Analysis and modeling of densification during startup of PFRC-2

Understanding the startup behavior of the PFRC-2 by odd-parity rotating magnetic fields is critical to producing discharges at high magnetic fields with high density ($n_{e}>10^{13}$/cm$^{3}$), temperature ($T_{e},T_{i}>100$~eV), absorbed power fraction ($>0.5$), and reproducibility. Experiments on the PFRC-2 have shown the existence of two distinct phases of density rise: a slow rise to $1-3\times 10^{11}$/cm$^{3}$ ($\tau\sim 150$~$\mu$s) followed by an abrupt transition to a rapid brief density rise to $5\times 10^{12}$/cm$^{3}$ characterized by $\tau\sim 5-7$~$\mu$s. At lower field, higher pressure, and higher power conditions, rapid densification phase may occur in less than 50~$\mu$s; the opposite conditions result in a longer delay, exceeding 3~ms for certain gases.
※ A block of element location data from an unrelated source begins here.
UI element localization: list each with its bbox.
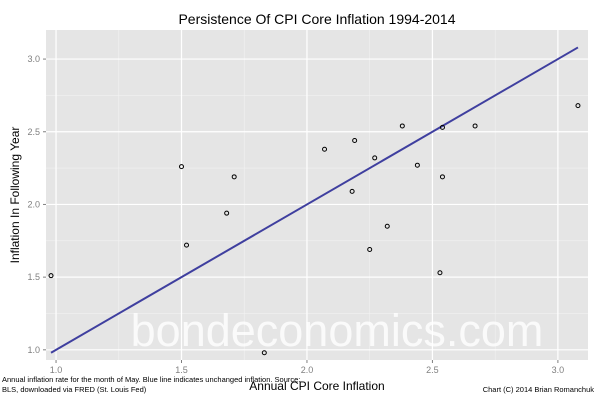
data-point [261,350,267,356]
x-tick-label: 2.5 [426,365,439,375]
data-point [437,270,443,276]
chart-title: Persistence Of CPI Core Inflation 1994-2… [178,11,455,27]
y-tick-label: 1.0 [27,345,40,355]
data-point [414,162,420,168]
data-point [439,124,445,130]
y-axis-label: Inflation In Following Year [8,127,22,264]
data-point [224,210,230,216]
data-point [439,174,445,180]
y-tick-labels: 1.0 1.5 2.0 2.5 3.0 [27,54,46,355]
grid-minor [46,30,588,360]
reference-line-layer [50,46,579,354]
data-point [367,247,373,253]
watermark: bondeconomics.com [131,305,544,356]
grid-major [46,30,588,360]
data-point [399,123,405,129]
data-point [384,223,390,229]
x-tick-label: 2.0 [301,365,314,375]
data-point [48,273,54,279]
footnote-source: Annual inflation rate for the month of M… [2,375,301,394]
y-tick-label: 3.0 [27,54,40,64]
x-tick-label: 1.5 [175,365,188,375]
x-axis-label: Annual CPI Core Inflation [249,379,384,393]
x-tick-labels: 1.0 1.5 2.0 2.5 3.0 [50,360,564,375]
data-point [179,164,184,170]
data-point [352,137,358,143]
data-point [231,174,237,180]
points-layer [48,103,581,356]
y-tick-label: 2.0 [27,199,40,209]
x-tick-label: 3.0 [552,365,565,375]
data-point [575,103,581,109]
data-point [322,146,328,152]
x-tick-label: 1.0 [50,365,63,375]
data-point [184,242,190,248]
y-tick-label: 1.5 [27,272,40,282]
data-point [472,123,478,129]
footnote-copyright: Chart (C) 2014 Brian Romanchuk [482,385,594,394]
data-point [349,188,355,194]
reference-line [50,46,579,354]
y-tick-label: 2.5 [27,127,40,137]
data-point [372,155,378,161]
plot-panel [46,30,588,360]
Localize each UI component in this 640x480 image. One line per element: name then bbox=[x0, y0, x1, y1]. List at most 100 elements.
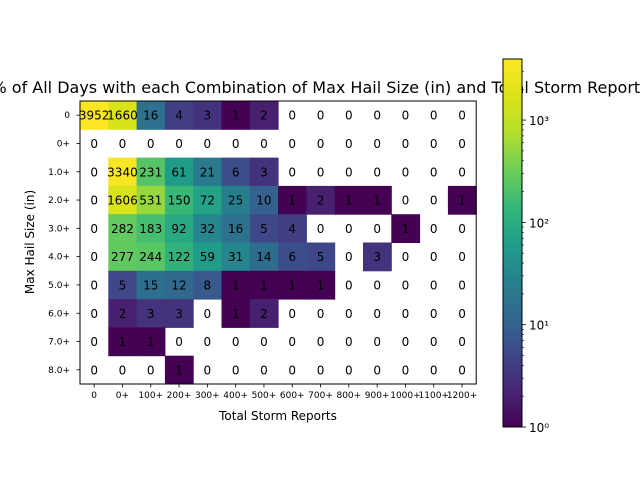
heatmap-cell bbox=[249, 270, 279, 300]
cell-value-label: 0 bbox=[373, 335, 381, 349]
heatmap-cell bbox=[221, 242, 251, 272]
cell-value-label: 8 bbox=[204, 278, 212, 292]
cell-value-label: 3340 bbox=[107, 165, 138, 179]
heatmap-cell bbox=[136, 185, 166, 215]
cell-value-label: 0 bbox=[430, 363, 438, 377]
cell-value-label: 1 bbox=[288, 194, 296, 208]
y-axis-label: Max Hail Size (in) bbox=[23, 190, 37, 294]
cell-value-label: 0 bbox=[345, 278, 353, 292]
cell-value-label: 0 bbox=[288, 165, 296, 179]
heatmap-cell bbox=[164, 101, 194, 130]
cell-value-label: 1 bbox=[260, 278, 268, 292]
cell-value-label: 0 bbox=[90, 278, 98, 292]
cell-value-label: 6 bbox=[288, 250, 296, 264]
cell-value-label: 4 bbox=[288, 222, 296, 236]
cell-value-label: 0 bbox=[458, 222, 466, 236]
cell-value-label: 1 bbox=[147, 335, 155, 349]
cell-value-label: 0 bbox=[430, 335, 438, 349]
cell-value-label: 3 bbox=[204, 109, 212, 123]
cell-value-label: 2 bbox=[260, 307, 268, 321]
cell-value-label: 3 bbox=[260, 165, 268, 179]
heatmap-cell bbox=[278, 242, 307, 272]
cell-value-label: 0 bbox=[175, 335, 183, 349]
cell-value-label: 0 bbox=[458, 363, 466, 377]
cell-value-label: 0 bbox=[345, 363, 353, 377]
heatmap-cell bbox=[136, 299, 166, 328]
x-axis-ticks: 0 0+ 100+ 200+ 300+ 400+ 500+ 600+ 700+ 800+ 900+ 1… bbox=[91, 384, 477, 401]
heatmap-cell bbox=[221, 214, 251, 243]
cell-value-label: 0 bbox=[402, 278, 410, 292]
cell-value-label: 1 bbox=[232, 278, 240, 292]
heatmap-cell bbox=[278, 214, 307, 243]
cell-value-label: 0 bbox=[317, 109, 325, 123]
cell-value-label: 0 bbox=[317, 165, 325, 179]
cell-value-label: 0 bbox=[458, 109, 466, 123]
heatmap-cell bbox=[164, 270, 194, 300]
cell-value-label: 1 bbox=[402, 222, 410, 236]
cell-value-label: 0 bbox=[345, 109, 353, 123]
heatmap-cell bbox=[164, 214, 194, 243]
cell-value-label: 0 bbox=[458, 278, 466, 292]
cell-value-label: 3952 bbox=[79, 109, 110, 123]
x-tick-label: 1200+ bbox=[447, 391, 477, 401]
cell-value-label: 3 bbox=[147, 307, 155, 321]
cell-value-label: 0 bbox=[288, 307, 296, 321]
heatmap-cell bbox=[249, 299, 279, 328]
y-tick-label: 4.0+ bbox=[48, 253, 70, 263]
x-tick-label: 100+ bbox=[138, 391, 163, 401]
heatmap-cell bbox=[164, 157, 194, 187]
x-tick-label: 900+ bbox=[365, 391, 390, 401]
heatmap-cell bbox=[306, 185, 336, 215]
colorbar-tick-label: 10¹ bbox=[529, 319, 549, 333]
cell-value-label: 15 bbox=[143, 278, 158, 292]
heatmap-cell bbox=[136, 242, 166, 272]
cell-value-label: 2 bbox=[260, 109, 268, 123]
cell-value-label: 183 bbox=[139, 222, 162, 236]
cell-value-label: 0 bbox=[288, 363, 296, 377]
cell-value-label: 12 bbox=[171, 278, 186, 292]
cell-value-label: 5 bbox=[317, 250, 325, 264]
cell-value-label: 0 bbox=[317, 307, 325, 321]
cell-value-label: 0 bbox=[204, 335, 212, 349]
cell-value-label: 0 bbox=[458, 137, 466, 151]
cell-value-label: 0 bbox=[430, 307, 438, 321]
heatmap-cell bbox=[193, 185, 222, 215]
heatmap-cell bbox=[221, 101, 251, 130]
cell-value-label: 0 bbox=[147, 137, 155, 151]
heatmap-cell bbox=[136, 214, 166, 243]
cell-value-label: 0 bbox=[430, 165, 438, 179]
heatmap-cell bbox=[278, 270, 307, 300]
cell-value-label: 0 bbox=[204, 137, 212, 151]
cell-value-label: 0 bbox=[90, 307, 98, 321]
colorbar-tick-label: 10² bbox=[529, 216, 549, 230]
cell-value-label: 0 bbox=[458, 165, 466, 179]
x-tick-label: 200+ bbox=[167, 391, 192, 401]
cell-value-label: 31 bbox=[228, 250, 243, 264]
heatmap-cell bbox=[306, 242, 336, 272]
heatmap-cell bbox=[193, 157, 222, 187]
x-tick-label: 0 bbox=[91, 391, 97, 401]
heatmap-cell bbox=[334, 185, 364, 215]
heatmap-cell bbox=[363, 185, 392, 215]
cell-value-label: 1 bbox=[232, 109, 240, 123]
x-tick-label: 400+ bbox=[223, 391, 248, 401]
cell-value-label: 0 bbox=[317, 137, 325, 151]
cell-value-label: 21 bbox=[200, 165, 215, 179]
cell-value-label: 0 bbox=[260, 363, 268, 377]
cell-value-label: 0 bbox=[345, 222, 353, 236]
heatmap-cell bbox=[447, 185, 477, 215]
cell-value-label: 0 bbox=[373, 363, 381, 377]
cell-value-label: 244 bbox=[139, 250, 162, 264]
cell-value-label: 0 bbox=[175, 137, 183, 151]
heatmap-cell bbox=[136, 157, 166, 187]
heatmap-cell bbox=[108, 299, 138, 328]
cell-value-label: 0 bbox=[90, 222, 98, 236]
cell-value-label: 0 bbox=[317, 222, 325, 236]
heatmap-cell bbox=[249, 185, 279, 215]
cell-value-label: 0 bbox=[260, 137, 268, 151]
cell-value-label: 5 bbox=[260, 222, 268, 236]
cell-value-label: 0 bbox=[430, 194, 438, 208]
cell-value-label: 0 bbox=[317, 335, 325, 349]
x-tick-label: 600+ bbox=[280, 391, 305, 401]
heatmap-cell bbox=[164, 242, 194, 272]
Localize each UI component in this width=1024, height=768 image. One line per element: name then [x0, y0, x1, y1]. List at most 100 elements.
The variation in delay before the onset of rapid densification increases with the delay time. A zero-dimensional global balance model which captures relevant atomic, molecular, and plasma processes has been developed to compare against the experimental data, and guide investigations into which processes drive plasma behavior before and during rapid densification. Empirical scaling laws and implications for high-power PFRC-2 operation and future PFRC-based reactor design will be discussed.